On Thursday, the Senate Judiciary Committee held a session to amend and then vote on the Open App Markets Act , a bipartisan bill designed to rein in the monopoly power of smartphone app stores—mainly those run by Apple and Google. Notably, the bill would require those companies to allow users of Android and iOS devices to download apps from places other than the Google Play store and Apple App Store, a practice called sideloading.
As you might imagine, Apple and Google and the lobby groups that represent them are trying hard (and spending big) to derail the antitrust bill. The bill may be particularly galling to Apple, which likes to keep tight control of the software on its devices, citing concerns over app security and user privacy. Google, by contrast, already allows users to install apps outside of its Play store.
The Judiciary Committee voted to send the bill on to the full Senate, where leadership will now decide whether to initiate debate. The bill has solid bipartisan support and has a real chance of passage. So it’s worth asking what Apple would do if it were required to allow apps on the iPhone from other app stores or marketplaces. What new security features could Apple introduce in iOS to prevent malicious apps from making it onto iPhones?
I asked some Apple pundits and security experts after the hearing Thursday.
Apple could—and should—bring their MacOS Gatekeeper security layer to iOS.”
AltStore developer Riley Testut
“I guess they’d rely on sandboxing to isolate [malicious] apps,” says Charlie Miller, a veteran mobile security engineer who currently works for the autonomous car company Cruise.
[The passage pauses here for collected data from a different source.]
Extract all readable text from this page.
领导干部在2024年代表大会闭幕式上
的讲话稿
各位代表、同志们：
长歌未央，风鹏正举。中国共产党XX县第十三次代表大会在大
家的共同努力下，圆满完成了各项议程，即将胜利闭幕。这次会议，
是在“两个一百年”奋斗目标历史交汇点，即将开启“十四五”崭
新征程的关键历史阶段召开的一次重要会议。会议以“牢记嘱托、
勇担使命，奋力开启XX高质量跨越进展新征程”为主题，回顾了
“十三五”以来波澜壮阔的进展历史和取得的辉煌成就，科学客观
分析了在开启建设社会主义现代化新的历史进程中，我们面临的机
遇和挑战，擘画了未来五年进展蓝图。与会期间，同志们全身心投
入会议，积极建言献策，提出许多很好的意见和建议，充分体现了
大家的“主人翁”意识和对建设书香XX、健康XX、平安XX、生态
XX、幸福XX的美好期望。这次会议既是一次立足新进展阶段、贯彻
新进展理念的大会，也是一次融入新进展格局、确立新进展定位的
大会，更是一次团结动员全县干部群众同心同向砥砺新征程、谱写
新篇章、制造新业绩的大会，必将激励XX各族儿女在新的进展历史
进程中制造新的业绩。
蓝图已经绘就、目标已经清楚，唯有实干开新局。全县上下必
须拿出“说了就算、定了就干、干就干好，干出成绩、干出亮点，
Sandboxing is a way of isolating a piece of software to prevent it from interacting with other apps or interfering with the operating system—a technique that can minimize the chances of an app doing intentional or unintentional harm.
But sandboxing is possible only after an app is already on the device. “You can install what you want, but iOS can ‘try to’ limit what it can do, i.e., it can’t read your Netflix password,” Miller said in a message. (Miller is coauthor with Dino Dai Zovi of The Mac Hacker’s Handbook.)
If the law passes, the experience of installing apps on an iPhone might become more like that of downloading apps on a Mac, which has an App Store but also permits you to install apps outside of it—sometimes with dialog boxes warning of potential security risks.
“They could put in their own app-screening solution, so iOS scans the app package before even allowing it to install,” says Creative Strategies CEO and principal analyst Ben Bajarin. “Some browsers do this—they won’t even allow you to visit a website if they detect a malicious code.”
Riley Testut, a developer whose AltStore offers a way to sideload apps onto the iPhone, agrees. “Apple could—and should—bring their MacOS Gatekeeper security layer to iOS,” says Testut, whose AltStore and most of its apps are not authorized by Apple. “[Gatekeeper] would require all sideloaded apps be ‘notarized’ (aka automatically scanned for malware by Apple) and allow Apple to remotely kill any malicious app that was discovered, preventing users from installing it or even launching it,” he said in a message.
Testut says, however, that while he would like sideloading of apps to work safely on iPhones, he doubts that the Open App Markets Act—at least in its current form—would leave Apple with enough options to protect mainstream consumers who are less familiar with the risks of uncurated apps than the techies who use his AltStore service.
“There’s no denying that Apple’s app review process—although not perfect—does a great job at filtering out scam/malicious apps, because every app is reviewed by at least one real person,” Testut says. “Allowing users to install apps directly from the web or third-party app stores makes it far too easy for regular consumers to shoot themselves in the foot.”
The hardball option
If forced into allowing unvetted apps onto the iPhone, Apple could also decide to play hardball, suggests longtime Apple pundit and Relay Ventures partner Horace Dediu. “Apple could just void warranties if anyone” installs apps outside of the App Store,” he notes, adding that there may be legal questions over whether the company could legally do that.
“The same thing happened in the early days when jailbreaking was common,” Dediu says. “You could do it but you took a risk as a user of bricking your phone.”
Dediu is no fan of the bill as it’s currently written. He believes it amounts to “forced insecurity” for iPhones: “The unworkability of this idea will force some absurdities we cannot yet contemplate.”